Some personalised plate owners are being stopped from using or selling their prize plates, due to a loophole allowing double-ups to be registered.
When someone buys a plate they are buying the rights to that specific combination, which can end up being worth thousands of dollars.
Fair Go previously reported on a plate duplication dispute in 2021 when two plates were mistakenly made at the same time.
READ MORE: Fair Go: When a personalised plate isn't so personal
Since then, the show has received more complaints from people who can’t use their plates because someone else has registered a copy to another vehicle. These are cases where a plate has been lost, stolen or left unregistered for a time.

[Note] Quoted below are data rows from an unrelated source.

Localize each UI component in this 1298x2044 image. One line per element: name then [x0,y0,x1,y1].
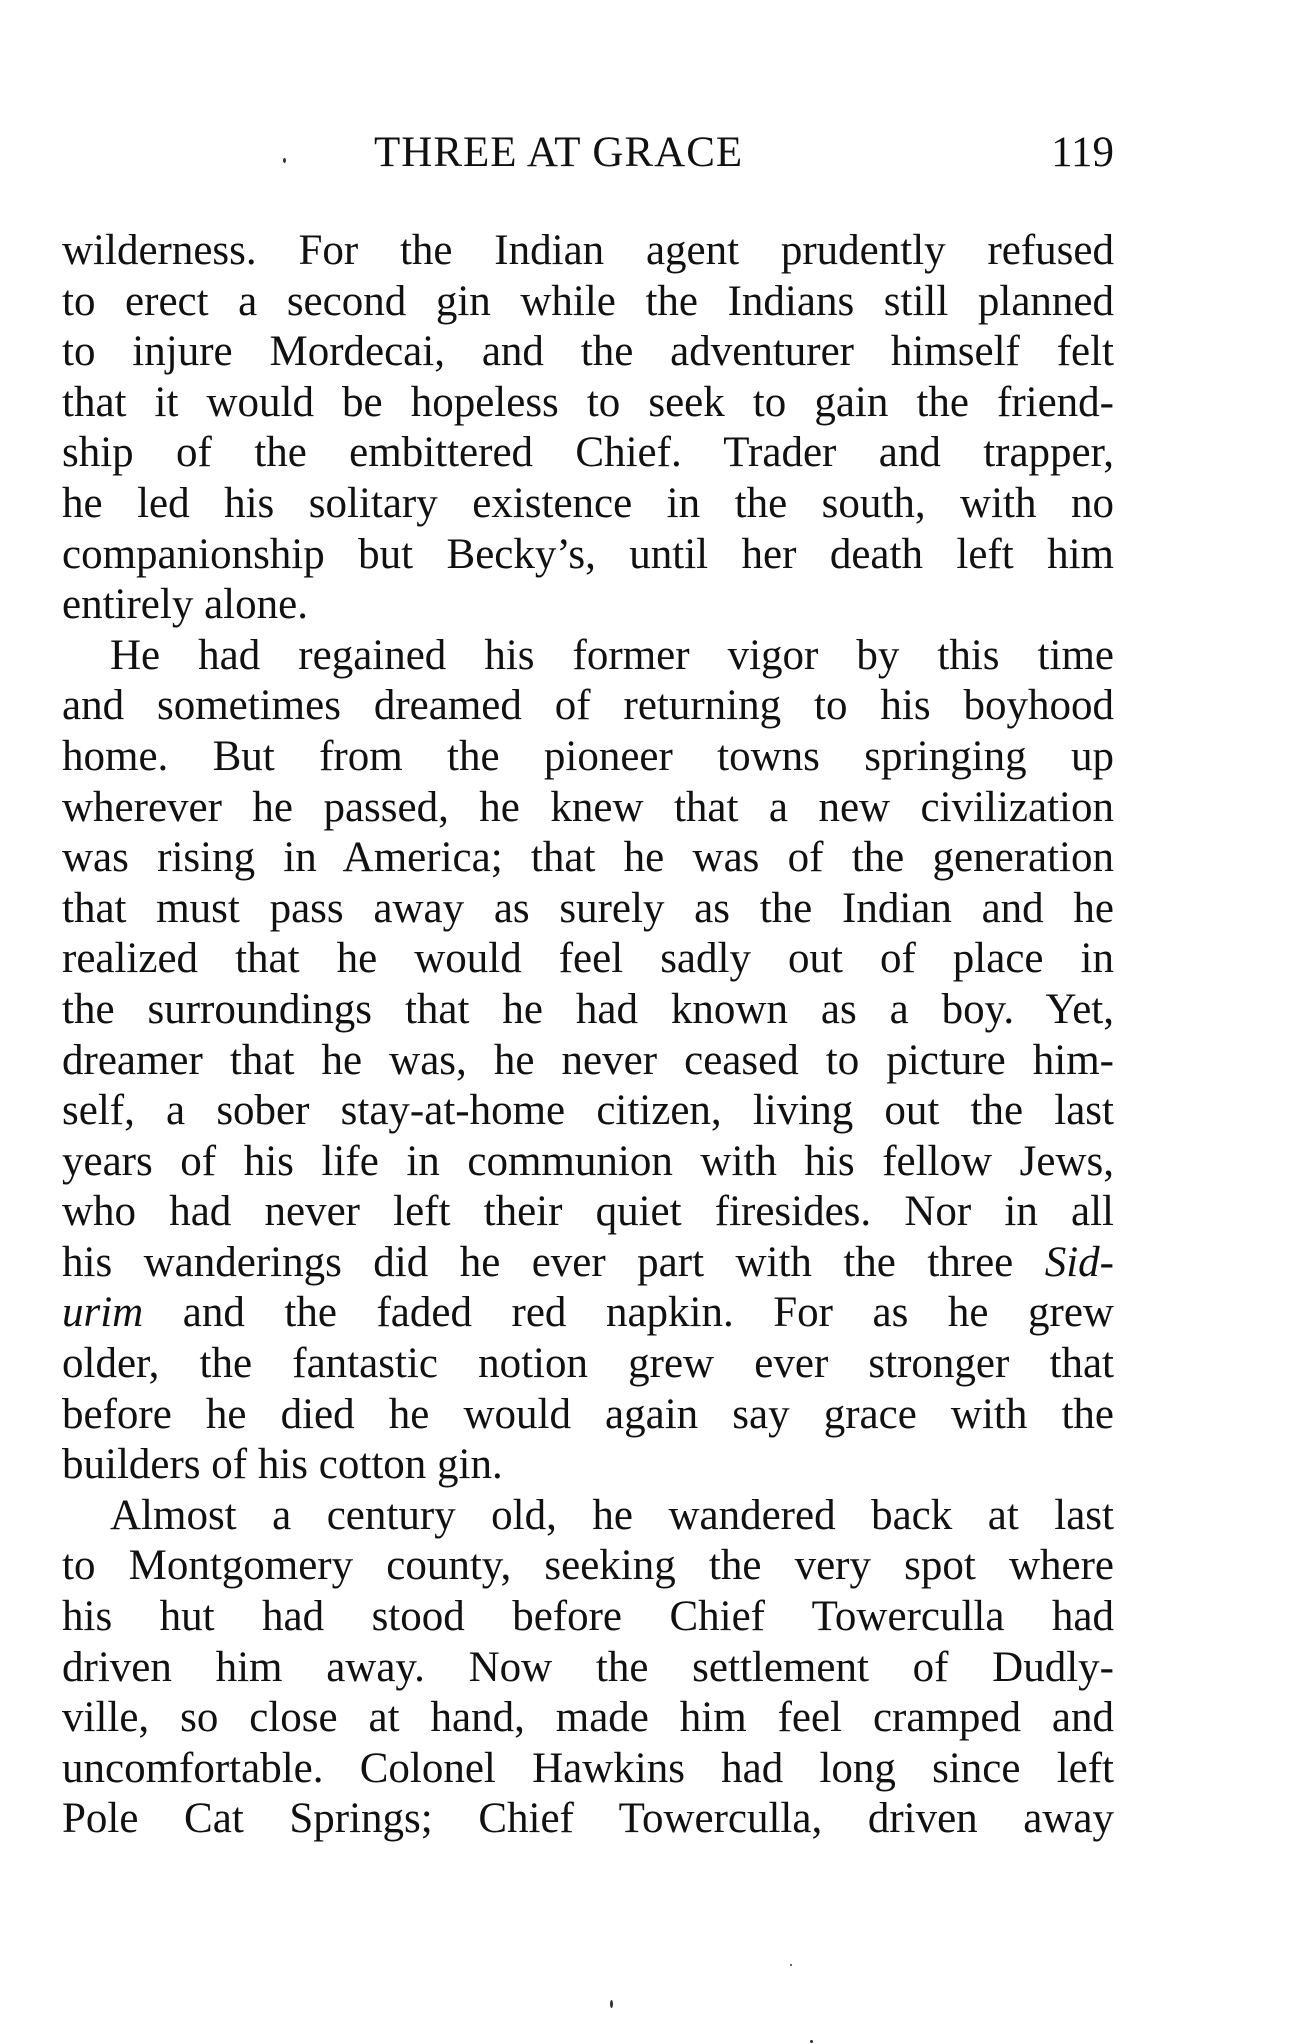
paper-speck [810,2040,813,2043]
body-text [62,226,1114,1845]
paper-speck [610,2000,613,2008]
text-line: to Montgomery county, seeking the very spot where [62,1542,1114,1590]
paper-speck [790,1964,792,1966]
paper-speck [283,158,286,163]
running-title: THREE AT GRACE [374,129,744,176]
text-line: years of his life in communion with his fellow Jews, [62,1137,1114,1185]
text-line: that must pass away as surely as the Indian and he [62,884,1114,932]
italic-word: urim [62,1289,144,1337]
text-line: to injure Mordecai, and the adventurer himself felt [62,328,1114,376]
text-line: Almost a century old, he wandered back at last [110,1491,1114,1539]
text-line: dreamer that he was, he never ceased to picture him- [62,1036,1114,1084]
text-line: ville, so close at hand, made him feel cramped and [62,1694,1114,1742]
text-line: uncomfortable. Colonel Hawkins had long since left [62,1744,1114,1792]
text-fragment: his wanderings did he ever part with the three [62,1238,1045,1286]
text-line: before he died he would again say grace with the [62,1390,1114,1438]
text-line: home. But from the pioneer towns springing up [62,732,1114,780]
text-line: entirely alone. [62,581,308,629]
text-line: Pole Cat Springs; Chief Towerculla, driven away [62,1795,1114,1843]
text-line: ship of the embittered Chief. Trader and trapper, [62,429,1114,477]
text-line: to erect a second gin while the Indians still planned [62,277,1114,325]
text-line: was rising in America; that he was of the generation [62,834,1114,882]
text-line: He had regained his former vigor by this time [110,631,1114,679]
text-fragment: and the faded red napkin. For as he grew [143,1289,1114,1337]
italic-word: Sid- [1044,1238,1114,1286]
text-line: and sometimes dreamed of returning to his boyhood [62,682,1114,730]
text-line: he led his solitary existence in the south, with no [62,479,1114,527]
text-line: self, a sober stay-at-home citizen, living out the last [62,1087,1114,1135]
text-line: his hut had stood before Chief Towerculla had [62,1593,1114,1641]
page-number: 119 [1051,129,1114,176]
running-head [62,128,1114,178]
text-line: driven him away. Now the settlement of Dudly- [62,1643,1114,1691]
text-line: wilderness. For the Indian agent prudently refused [62,227,1114,274]
text-line: realized that he would feel sadly out of place in [62,935,1114,983]
text-line: who had never left their quiet firesides. Nor in all [62,1188,1114,1236]
text-line: wherever he passed, he knew that a new civilization [62,783,1114,831]
text-line: older, the fantastic notion grew ever stronger that [62,1340,1114,1388]
text-line [62,1238,1114,1289]
text-line: companionship but Becky’s, until her death left him [62,530,1114,578]
text-line: the surroundings that he had known as a boy. Yet, [62,985,1114,1033]
text-line: that it would be hopeless to seek to gain the friend- [62,378,1114,426]
text-line [62,1288,1114,1339]
text-line: builders of his cotton gin. [62,1441,503,1489]
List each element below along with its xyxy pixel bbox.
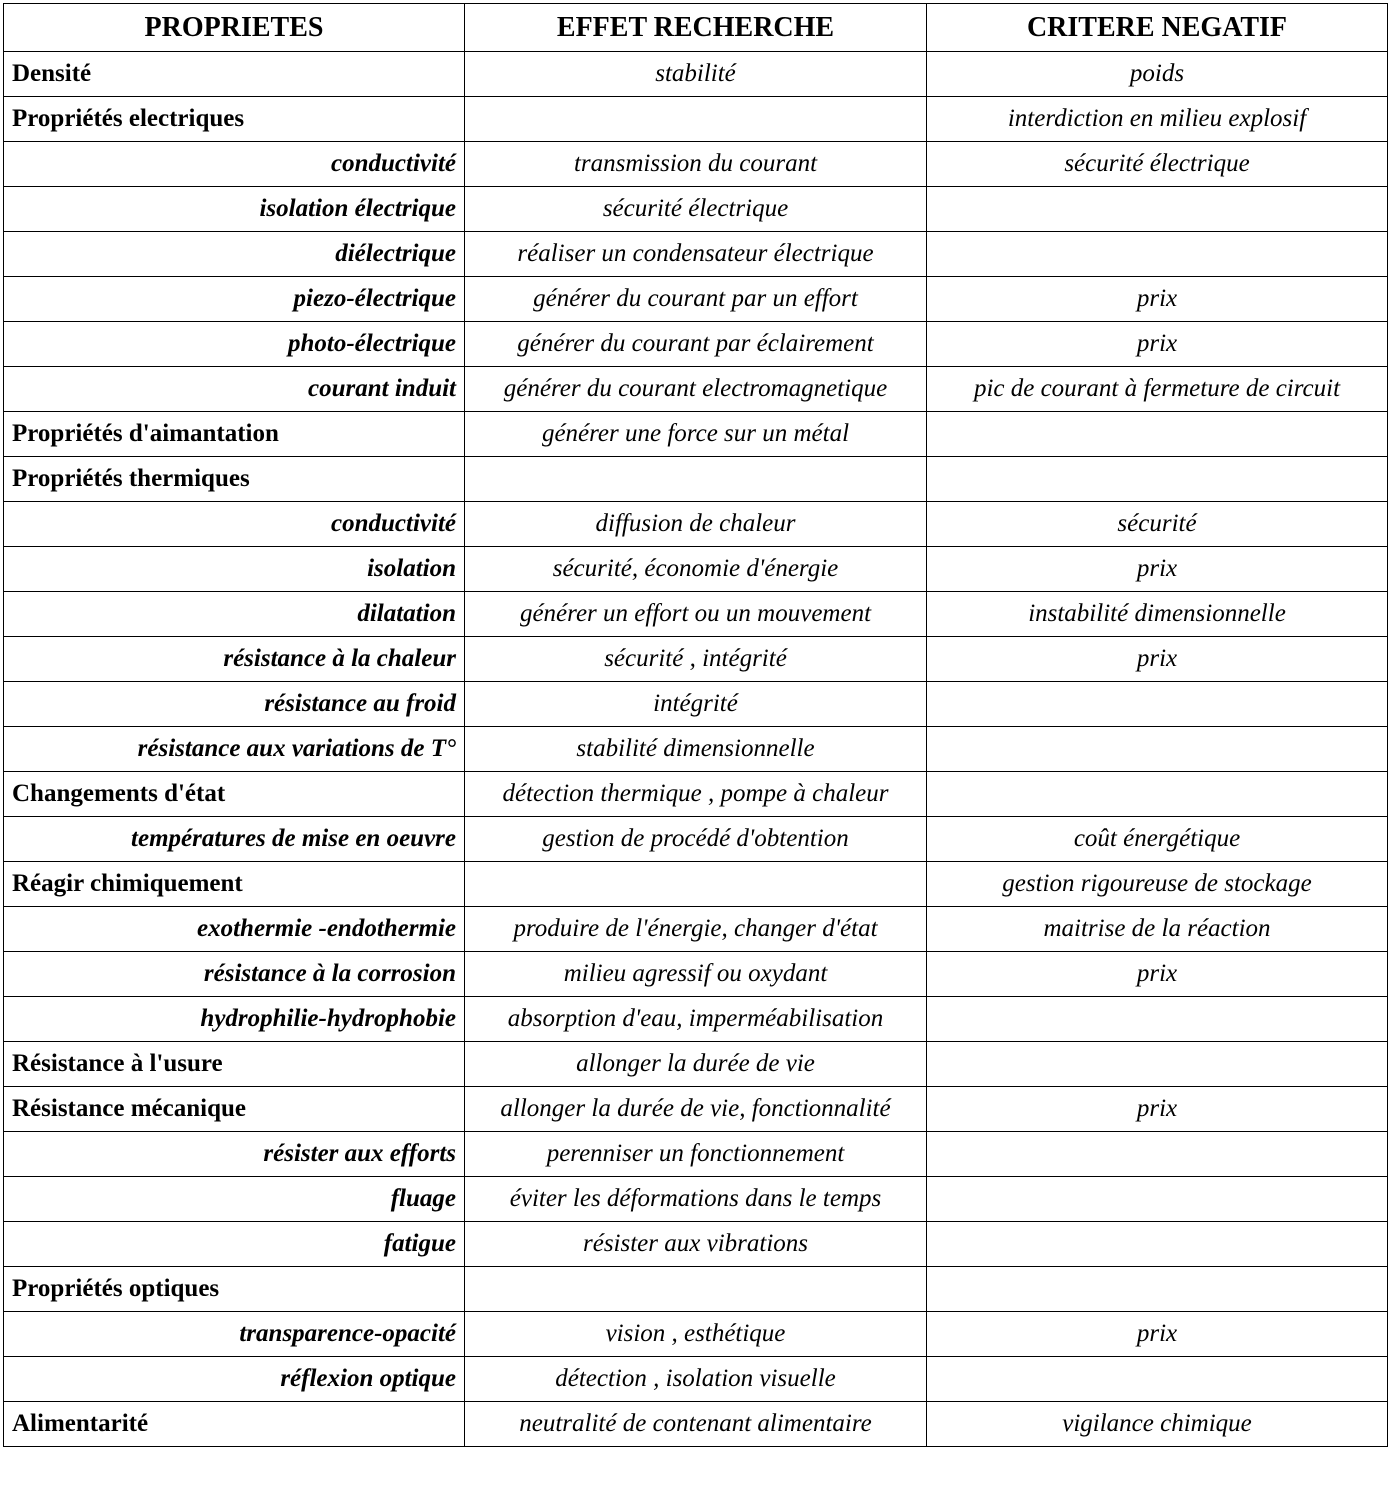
effect-cell: détection thermique , pompe à chaleur bbox=[465, 772, 927, 817]
effect-cell bbox=[465, 862, 927, 907]
table-row bbox=[4, 457, 1388, 502]
property-cell: dilatation bbox=[4, 592, 465, 637]
table-row bbox=[4, 637, 1388, 682]
negative-cell bbox=[927, 412, 1388, 457]
property-cell: transparence-opacité bbox=[4, 1312, 465, 1357]
effect-cell: produire de l'énergie, changer d'état bbox=[465, 907, 927, 952]
table-row bbox=[4, 1132, 1388, 1177]
table-row bbox=[4, 727, 1388, 772]
effect-cell: allonger la durée de vie bbox=[465, 1042, 927, 1087]
property-cell: fluage bbox=[4, 1177, 465, 1222]
negative-cell: prix bbox=[927, 547, 1388, 592]
effect-cell: intégrité bbox=[465, 682, 927, 727]
property-cell: fatigue bbox=[4, 1222, 465, 1267]
effect-cell: générer une force sur un métal bbox=[465, 412, 927, 457]
negative-cell: prix bbox=[927, 1087, 1388, 1132]
negative-cell: pic de courant à fermeture de circuit bbox=[927, 367, 1388, 412]
table-row bbox=[4, 232, 1388, 277]
effect-cell: perenniser un fonctionnement bbox=[465, 1132, 927, 1177]
effect-cell bbox=[465, 1267, 927, 1312]
effect-cell: sécurité électrique bbox=[465, 187, 927, 232]
header-row bbox=[4, 4, 1388, 52]
properties-table bbox=[3, 3, 1388, 1447]
effect-cell bbox=[465, 457, 927, 502]
table-row bbox=[4, 412, 1388, 457]
effect-cell: absorption d'eau, imperméabilisation bbox=[465, 997, 927, 1042]
property-cell: Résistance à l'usure bbox=[4, 1042, 465, 1087]
property-cell: Changements d'état bbox=[4, 772, 465, 817]
header-negative: CRITERE NEGATIF bbox=[927, 4, 1388, 52]
negative-cell: prix bbox=[927, 322, 1388, 367]
effect-cell bbox=[465, 97, 927, 142]
effect-cell: détection , isolation visuelle bbox=[465, 1357, 927, 1402]
table-row bbox=[4, 277, 1388, 322]
effect-cell: diffusion de chaleur bbox=[465, 502, 927, 547]
negative-cell bbox=[927, 232, 1388, 277]
effect-cell: stabilité dimensionnelle bbox=[465, 727, 927, 772]
effect-cell: résister aux vibrations bbox=[465, 1222, 927, 1267]
table-row bbox=[4, 772, 1388, 817]
effect-cell: sécurité , intégrité bbox=[465, 637, 927, 682]
negative-cell bbox=[927, 997, 1388, 1042]
property-cell: Alimentarité bbox=[4, 1402, 465, 1447]
table-row bbox=[4, 907, 1388, 952]
property-cell: isolation électrique bbox=[4, 187, 465, 232]
property-cell: résistance au froid bbox=[4, 682, 465, 727]
property-cell: réflexion optique bbox=[4, 1357, 465, 1402]
property-cell: températures de mise en oeuvre bbox=[4, 817, 465, 862]
table-row bbox=[4, 1402, 1388, 1447]
property-cell: courant induit bbox=[4, 367, 465, 412]
negative-cell bbox=[927, 1132, 1388, 1177]
negative-cell: sécurité électrique bbox=[927, 142, 1388, 187]
negative-cell bbox=[927, 682, 1388, 727]
property-cell: résistance à la corrosion bbox=[4, 952, 465, 997]
table-row bbox=[4, 322, 1388, 367]
negative-cell bbox=[927, 187, 1388, 232]
property-cell: résister aux efforts bbox=[4, 1132, 465, 1177]
property-cell: conductivité bbox=[4, 502, 465, 547]
table-row bbox=[4, 1357, 1388, 1402]
table-row bbox=[4, 1267, 1388, 1312]
effect-cell: transmission du courant bbox=[465, 142, 927, 187]
table-row bbox=[4, 997, 1388, 1042]
table-row bbox=[4, 502, 1388, 547]
negative-cell bbox=[927, 1177, 1388, 1222]
negative-cell bbox=[927, 727, 1388, 772]
table-row bbox=[4, 1177, 1388, 1222]
property-cell: Propriétés optiques bbox=[4, 1267, 465, 1312]
property-cell: Résistance mécanique bbox=[4, 1087, 465, 1132]
negative-cell: prix bbox=[927, 277, 1388, 322]
table-row bbox=[4, 682, 1388, 727]
effect-cell: neutralité de contenant alimentaire bbox=[465, 1402, 927, 1447]
table-row bbox=[4, 592, 1388, 637]
table-row bbox=[4, 1312, 1388, 1357]
negative-cell: prix bbox=[927, 1312, 1388, 1357]
effect-cell: milieu agressif ou oxydant bbox=[465, 952, 927, 997]
negative-cell: gestion rigoureuse de stockage bbox=[927, 862, 1388, 907]
table-row bbox=[4, 367, 1388, 412]
negative-cell: prix bbox=[927, 952, 1388, 997]
property-cell: conductivité bbox=[4, 142, 465, 187]
table-row bbox=[4, 52, 1388, 97]
property-cell: isolation bbox=[4, 547, 465, 592]
property-cell: exothermie -endothermie bbox=[4, 907, 465, 952]
effect-cell: générer du courant par éclairement bbox=[465, 322, 927, 367]
effect-cell: générer du courant electromagnetique bbox=[465, 367, 927, 412]
negative-cell bbox=[927, 457, 1388, 502]
effect-cell: éviter les déformations dans le temps bbox=[465, 1177, 927, 1222]
negative-cell: prix bbox=[927, 637, 1388, 682]
negative-cell bbox=[927, 1222, 1388, 1267]
negative-cell: maitrise de la réaction bbox=[927, 907, 1388, 952]
property-cell: Propriétés d'aimantation bbox=[4, 412, 465, 457]
effect-cell: vision , esthétique bbox=[465, 1312, 927, 1357]
property-cell: piezo-électrique bbox=[4, 277, 465, 322]
negative-cell: poids bbox=[927, 52, 1388, 97]
negative-cell: instabilité dimensionnelle bbox=[927, 592, 1388, 637]
property-cell: hydrophilie-hydrophobie bbox=[4, 997, 465, 1042]
property-cell: Réagir chimiquement bbox=[4, 862, 465, 907]
effect-cell: réaliser un condensateur électrique bbox=[465, 232, 927, 277]
negative-cell: sécurité bbox=[927, 502, 1388, 547]
effect-cell: sécurité, économie d'énergie bbox=[465, 547, 927, 592]
property-cell: résistance à la chaleur bbox=[4, 637, 465, 682]
table-row bbox=[4, 547, 1388, 592]
effect-cell: stabilité bbox=[465, 52, 927, 97]
negative-cell: interdiction en milieu explosif bbox=[927, 97, 1388, 142]
table-row bbox=[4, 1222, 1388, 1267]
property-cell: diélectrique bbox=[4, 232, 465, 277]
table-row bbox=[4, 952, 1388, 997]
table-row bbox=[4, 817, 1388, 862]
negative-cell bbox=[927, 772, 1388, 817]
property-cell: Propriétés electriques bbox=[4, 97, 465, 142]
property-cell: Densité bbox=[4, 52, 465, 97]
table-row bbox=[4, 862, 1388, 907]
property-cell: photo-électrique bbox=[4, 322, 465, 367]
negative-cell bbox=[927, 1267, 1388, 1312]
table-row bbox=[4, 1042, 1388, 1087]
property-cell: résistance aux variations de T° bbox=[4, 727, 465, 772]
property-cell: Propriétés thermiques bbox=[4, 457, 465, 502]
header-effect: EFFET RECHERCHE bbox=[465, 4, 927, 52]
negative-cell bbox=[927, 1357, 1388, 1402]
negative-cell: vigilance chimique bbox=[927, 1402, 1388, 1447]
table-row bbox=[4, 187, 1388, 232]
table-row bbox=[4, 142, 1388, 187]
header-properties: PROPRIETES bbox=[4, 4, 465, 52]
table-row bbox=[4, 1087, 1388, 1132]
negative-cell: coût énergétique bbox=[927, 817, 1388, 862]
effect-cell: générer du courant par un effort bbox=[465, 277, 927, 322]
table-row bbox=[4, 97, 1388, 142]
effect-cell: générer un effort ou un mouvement bbox=[465, 592, 927, 637]
negative-cell bbox=[927, 1042, 1388, 1087]
effect-cell: gestion de procédé d'obtention bbox=[465, 817, 927, 862]
effect-cell: allonger la durée de vie, fonctionnalité bbox=[465, 1087, 927, 1132]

If someone wants to register a plate to a vehicle, they need to physically show the plates to an authorised agent. But there is no cross-check to see whether the person holding the plate is the rightful owner of the combination.
Waka Kotahi, the New Zealand Transport Agency, has advised complainants to take the matter to police or a lawyer. But those Fair Go spoke to say police weren’t interested and, with limited information about the other plate owner, it’s very difficult to pursue legal action.
Fair Go tried to obtain this plate ownership information from Waka Kotahi, but it refused the request on privacy grounds.
"Waka Kotahi is not responsible for the legal ownership of plates and we can’t intervene to remove a plate recorded against a vehicle in order to resolve a civil ownership dispute."
Leaving plate owners like Lachlan Downing, without a way forward.
"I bought them, I own them. I want the right to be able to use them. At the moment that's been taken away."